How to create 3D data set suitable for Gaussian Distribution


I'm trying to create a dataset suitable for a Gaussian distribution. The x and y values will be the same, and on the z-axis, these values will be in accordance with the gaussian distribution. Taking this site as a resource for myself: https://towardsdatascience.com/a-python-tutorial-on-generating-and-plotting-a-3d-guassian-distribution-8c6ec6c41d03 I wrote the following code. But unfortunately, the output I got was not like the one in the link I gave. I think there is an error with the mathematical formulas. I would be very happy if you could help me fix it. While I was waiting for a graph like this I got that kind of graph.

Thank you in advance.

import numpy as np
import matplotlib.pyplot as plt
from matplotlib import cm
from mpl_toolkits.mplot3d import Axes3D

def np_bivariate_normal_pdf(domain, mean, variance):
  X = np.arange(-domain+mean, domain+mean, variance)
  Y = np.arange(-domain+mean, domain+mean, variance)
  X, Y = np.meshgrid(X, Y)
  R = np.sqrt(X**2 + Y**2)
  Z = ((1. / np.sqrt(2 * np.pi)) * np.exp(-.5*R**2))

  return X, Y, Z

    
def plt_plot_bivariate_normal_pdf(x, y, z):
  fig = plt.figure(figsize=(10, 10))
  ax = fig.gca(projection='3d')
  ax.plot_surface(x, y, z, 
                  cmap=cm.coolwarm,
                  linewidth=0, 
                  antialiased=True)
  ax.set_xlabel('x')
  ax.set_ylabel('y')
  ax.set_zlabel('z');
  ax.set_xlim(-5, +20)
  ax.set_ylim(-5, +20)
  plt.show()
  
a = np_bivariate_normal_pdf(0.75, 5, 0.01)
b = np_bivariate_normal_pdf(1.875, 3, 0.025)
c = np_bivariate_normal_pdf(1.5, 7.5, 0.02)
d = np_bivariate_normal_pdf(2.25, 12, 0.03)

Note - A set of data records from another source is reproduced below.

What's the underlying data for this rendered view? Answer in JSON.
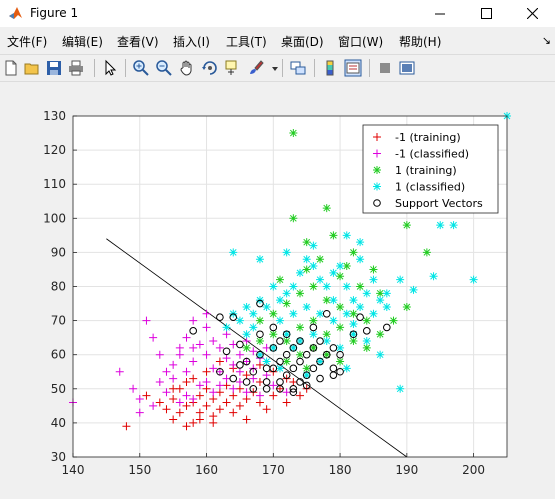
{
  "window": {
    "title": "Figure 1"
  },
  "menu": [
    "文件(F)",
    "编辑(E)",
    "查看(V)",
    "插入(I)",
    "工具(T)",
    "桌面(D)",
    "窗口(W)",
    "帮助(H)"
  ],
  "menu_overflow": "↘",
  "toolbar": [
    "new-figure-icon",
    "open-file-icon",
    "save-icon",
    "print-icon",
    "pointer-icon",
    "zoom-in-icon",
    "zoom-out-icon",
    "pan-icon",
    "rotate-3d-icon",
    "data-cursor-icon",
    "brush-icon",
    "link-plot-icon",
    "colorbar-icon",
    "legend-icon",
    "hide-plot-tools-icon",
    "show-plot-tools-icon"
  ],
  "chart_data": {
    "type": "scatter",
    "xlim": [
      140,
      205
    ],
    "ylim": [
      30,
      130
    ],
    "xticks": [
      "140",
      "150",
      "160",
      "170",
      "180",
      "190",
      "200"
    ],
    "yticks": [
      "30",
      "40",
      "50",
      "60",
      "70",
      "80",
      "90",
      "100",
      "110",
      "120",
      "130"
    ],
    "grid": true,
    "legend_position": "top-right",
    "decision_boundary": {
      "x": [
        145,
        190
      ],
      "y": [
        94,
        30
      ]
    },
    "series": [
      {
        "name": "-1 (training)",
        "marker": "+",
        "color": "#e00000",
        "points": [
          [
            148,
            39
          ],
          [
            151,
            48
          ],
          [
            153,
            46
          ],
          [
            154,
            44
          ],
          [
            155,
            41
          ],
          [
            155,
            47
          ],
          [
            156,
            43
          ],
          [
            156,
            50
          ],
          [
            157,
            45
          ],
          [
            157,
            52
          ],
          [
            158,
            40
          ],
          [
            158,
            46
          ],
          [
            159,
            48
          ],
          [
            159,
            43
          ],
          [
            160,
            45
          ],
          [
            160,
            50
          ],
          [
            161,
            42
          ],
          [
            161,
            47
          ],
          [
            162,
            49
          ],
          [
            162,
            44
          ],
          [
            163,
            46
          ],
          [
            163,
            51
          ],
          [
            164,
            43
          ],
          [
            164,
            48
          ],
          [
            165,
            45
          ],
          [
            165,
            50
          ],
          [
            166,
            41
          ],
          [
            166,
            47
          ],
          [
            167,
            49
          ],
          [
            168,
            46
          ],
          [
            168,
            52
          ],
          [
            169,
            44
          ],
          [
            170,
            48
          ],
          [
            171,
            50
          ],
          [
            172,
            46
          ],
          [
            173,
            52
          ],
          [
            174,
            48
          ],
          [
            175,
            50
          ],
          [
            160,
            55
          ],
          [
            162,
            58
          ],
          [
            164,
            56
          ],
          [
            166,
            54
          ],
          [
            168,
            57
          ],
          [
            170,
            55
          ],
          [
            172,
            53
          ],
          [
            159,
            41
          ],
          [
            157,
            39
          ],
          [
            161,
            40
          ],
          [
            155,
            50
          ],
          [
            158,
            53
          ]
        ]
      },
      {
        "name": "-1 (classified)",
        "marker": "+",
        "color": "#dd00dd",
        "points": [
          [
            140,
            46
          ],
          [
            147,
            55
          ],
          [
            149,
            50
          ],
          [
            150,
            47
          ],
          [
            151,
            70
          ],
          [
            152,
            65
          ],
          [
            153,
            52
          ],
          [
            153,
            60
          ],
          [
            154,
            55
          ],
          [
            155,
            57
          ],
          [
            156,
            60
          ],
          [
            156,
            62
          ],
          [
            157,
            55
          ],
          [
            157,
            65
          ],
          [
            158,
            58
          ],
          [
            158,
            62
          ],
          [
            159,
            63
          ],
          [
            160,
            60
          ],
          [
            160,
            68
          ],
          [
            161,
            56
          ],
          [
            161,
            64
          ],
          [
            162,
            62
          ],
          [
            162,
            55
          ],
          [
            163,
            59
          ],
          [
            163,
            66
          ],
          [
            164,
            57
          ],
          [
            164,
            63
          ],
          [
            165,
            60
          ],
          [
            165,
            55
          ],
          [
            166,
            58
          ],
          [
            166,
            64
          ],
          [
            167,
            61
          ],
          [
            167,
            56
          ],
          [
            168,
            59
          ],
          [
            169,
            62
          ],
          [
            155,
            53
          ],
          [
            157,
            48
          ],
          [
            159,
            51
          ],
          [
            161,
            49
          ],
          [
            163,
            53
          ],
          [
            165,
            52
          ],
          [
            167,
            53
          ],
          [
            169,
            54
          ],
          [
            150,
            43
          ],
          [
            152,
            45
          ],
          [
            154,
            49
          ],
          [
            156,
            46
          ],
          [
            158,
            47
          ],
          [
            160,
            52
          ],
          [
            162,
            51
          ],
          [
            164,
            50
          ],
          [
            166,
            49
          ],
          [
            168,
            48
          ],
          [
            170,
            51
          ],
          [
            172,
            49
          ],
          [
            158,
            70
          ],
          [
            160,
            72
          ]
        ]
      },
      {
        "name": "1 (training)",
        "marker": "*",
        "color": "#22cc22",
        "points": [
          [
            173,
            125
          ],
          [
            173,
            100
          ],
          [
            178,
            103
          ],
          [
            185,
            103
          ],
          [
            190,
            98
          ],
          [
            193,
            90
          ],
          [
            182,
            90
          ],
          [
            177,
            88
          ],
          [
            175,
            85
          ],
          [
            180,
            83
          ],
          [
            183,
            80
          ],
          [
            186,
            78
          ],
          [
            176,
            80
          ],
          [
            178,
            76
          ],
          [
            180,
            74
          ],
          [
            182,
            72
          ],
          [
            184,
            70
          ],
          [
            174,
            78
          ],
          [
            172,
            75
          ],
          [
            170,
            72
          ],
          [
            168,
            70
          ],
          [
            170,
            66
          ],
          [
            172,
            64
          ],
          [
            174,
            68
          ],
          [
            176,
            70
          ],
          [
            178,
            66
          ],
          [
            180,
            68
          ],
          [
            182,
            64
          ],
          [
            176,
            62
          ],
          [
            174,
            60
          ],
          [
            178,
            60
          ],
          [
            172,
            58
          ],
          [
            175,
            56
          ],
          [
            180,
            58
          ],
          [
            184,
            62
          ],
          [
            186,
            66
          ],
          [
            188,
            70
          ],
          [
            190,
            74
          ],
          [
            166,
            62
          ],
          [
            168,
            64
          ],
          [
            179,
            95
          ],
          [
            181,
            86
          ],
          [
            175,
            93
          ],
          [
            171,
            82
          ],
          [
            185,
            85
          ]
        ]
      },
      {
        "name": "1 (classified)",
        "marker": "*",
        "color": "#00e5e5",
        "points": [
          [
            205,
            130
          ],
          [
            200,
            82
          ],
          [
            197,
            98
          ],
          [
            195,
            98
          ],
          [
            194,
            83
          ],
          [
            191,
            79
          ],
          [
            189,
            82
          ],
          [
            189,
            50
          ],
          [
            187,
            78
          ],
          [
            186,
            76
          ],
          [
            185,
            82
          ],
          [
            184,
            78
          ],
          [
            183,
            88
          ],
          [
            182,
            76
          ],
          [
            181,
            80
          ],
          [
            180,
            86
          ],
          [
            179,
            84
          ],
          [
            178,
            80
          ],
          [
            177,
            82
          ],
          [
            176,
            86
          ],
          [
            175,
            88
          ],
          [
            174,
            84
          ],
          [
            173,
            80
          ],
          [
            172,
            78
          ],
          [
            171,
            76
          ],
          [
            170,
            80
          ],
          [
            169,
            74
          ],
          [
            168,
            76
          ],
          [
            167,
            72
          ],
          [
            166,
            74
          ],
          [
            165,
            70
          ],
          [
            164,
            72
          ],
          [
            163,
            68
          ],
          [
            164,
            90
          ],
          [
            168,
            88
          ],
          [
            172,
            90
          ],
          [
            176,
            92
          ],
          [
            181,
            95
          ],
          [
            183,
            93
          ],
          [
            171,
            70
          ],
          [
            173,
            72
          ],
          [
            175,
            74
          ],
          [
            177,
            72
          ],
          [
            179,
            70
          ],
          [
            181,
            72
          ],
          [
            183,
            74
          ],
          [
            185,
            72
          ],
          [
            187,
            74
          ],
          [
            172,
            66
          ],
          [
            174,
            64
          ],
          [
            176,
            66
          ],
          [
            178,
            64
          ],
          [
            180,
            62
          ],
          [
            182,
            66
          ],
          [
            184,
            64
          ],
          [
            186,
            60
          ],
          [
            170,
            62
          ],
          [
            168,
            60
          ],
          [
            166,
            66
          ],
          [
            173,
            62
          ],
          [
            177,
            58
          ],
          [
            181,
            56
          ],
          [
            175,
            54
          ],
          [
            171,
            56
          ],
          [
            169,
            58
          ],
          [
            167,
            68
          ],
          [
            179,
            76
          ],
          [
            182,
            69
          ]
        ]
      },
      {
        "name": "Support Vectors",
        "marker": "o",
        "color": "#000000",
        "points": [
          [
            158,
            67
          ],
          [
            162,
            71
          ],
          [
            164,
            71
          ],
          [
            163,
            61
          ],
          [
            165,
            63
          ],
          [
            166,
            58
          ],
          [
            166,
            52
          ],
          [
            167,
            55
          ],
          [
            168,
            60
          ],
          [
            168,
            66
          ],
          [
            168,
            75
          ],
          [
            169,
            50
          ],
          [
            169,
            52
          ],
          [
            170,
            56
          ],
          [
            170,
            62
          ],
          [
            170,
            68
          ],
          [
            171,
            52
          ],
          [
            171,
            58
          ],
          [
            171,
            64
          ],
          [
            172,
            54
          ],
          [
            172,
            60
          ],
          [
            172,
            66
          ],
          [
            173,
            50
          ],
          [
            173,
            56
          ],
          [
            173,
            62
          ],
          [
            174,
            52
          ],
          [
            174,
            58
          ],
          [
            174,
            64
          ],
          [
            175,
            54
          ],
          [
            175,
            60
          ],
          [
            176,
            56
          ],
          [
            176,
            62
          ],
          [
            176,
            68
          ],
          [
            177,
            58
          ],
          [
            177,
            64
          ],
          [
            178,
            60
          ],
          [
            178,
            72
          ],
          [
            179,
            56
          ],
          [
            179,
            62
          ],
          [
            180,
            60
          ],
          [
            180,
            55
          ],
          [
            182,
            66
          ],
          [
            183,
            71
          ],
          [
            184,
            67
          ],
          [
            187,
            68
          ],
          [
            162,
            55
          ],
          [
            164,
            53
          ],
          [
            165,
            57
          ],
          [
            167,
            50
          ],
          [
            169,
            56
          ],
          [
            171,
            50
          ],
          [
            173,
            49
          ],
          [
            175,
            51
          ],
          [
            177,
            53
          ],
          [
            179,
            54
          ]
        ]
      }
    ]
  }
}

plt_plot_bivariate_normal_pdf(*a)
plt_plot_bivariate_normal_pdf(*b)
plt_plot_bivariate_normal_pdf(*c)
plt_plot_bivariate_normal_pdf(*d)

Solution

  • The function np_bivariate_normal_pdf() uses the formula for the one-dimensional normal distribution, while you intend to compute the multivariate normal distribution. The multivariate distribution depends on a mean which is a vector (this determines where the peak of the graph is located), and a covariance matrix (which controls how steep the graph is as you approach the peak from different sides). In your function both mean and variance are numbers, and the formula you are using actually does not involve these parameters at all. You can change your code to fix it, or you can use one of several Python libraries (e.g. scipy.stats) that have the multivariate normal distribution implemented.